Authorities threw a ring of steel around Islamabad to prevent his supporters from marching on government buildings, with thousands of security personnel deployed and roads blocked by shipping containers.

Khan-led protests in May spiralled into 24 hours of chaos, with the capital blockaded and running clashes across Pakistan between police and protesters.

Khan told Saturday's rally that he would not be calling on supporters to enter the capital.

- 'Red alert' -

Interior Minister Rana Sanaullah -- who Khan accuses of being involved in the assassination plot -- issued a "red alert" Friday, warning of security threats to the rally.

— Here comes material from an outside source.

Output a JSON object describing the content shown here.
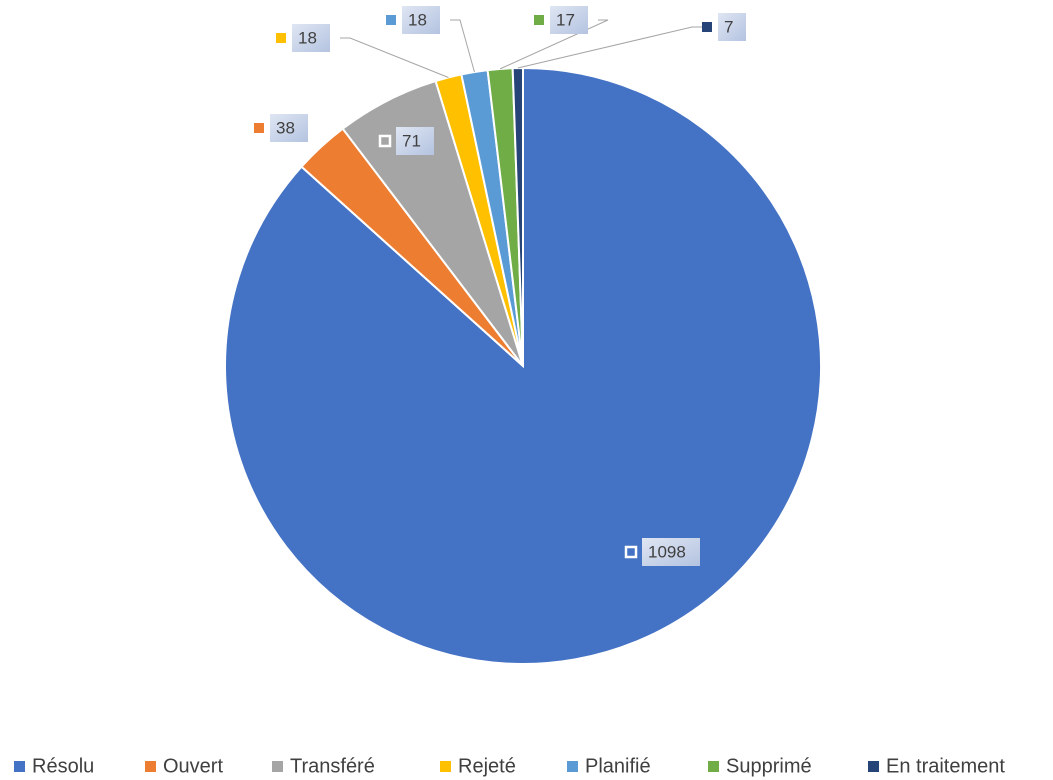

He listed Pakistan's Taliban and Al Qaeda among the extremist groups that could harm Khan.

The government says the assassination attempt was the work of a lone wolf now in custody, with police leaking a "confession" video by the junk-shop owner saying he acted because Khan was against Islam.

But Khan, a former international cricket player with a playboy reputation before he married, said he has long warned that the government would blame a religious fanatic for any attempt to kill him.

Without offering evidence, Khan has named Prime Minister Shehbaz Sharif, interior minister Sanaullah, and a senior military officer of being the architects of the assassination attempt -- charges they have all dismissed as lies.

Saturday's rally took place two days after the government named a former spymaster as the next military chief.

General Syed Asim Munir's appointment ended months of speculation over a position long considered the real power in the nuclear-armed Islamic nation of 220 million people.

Munir served as chief of the Inter-Services Intelligence agency under Khan, but his stint ended after just eight months following a reported falling out.

Pakistan's military, the world's sixth-largest, is hugely influential in the country and has staged at least three coups since independence in 1947, ruling for more than three decades.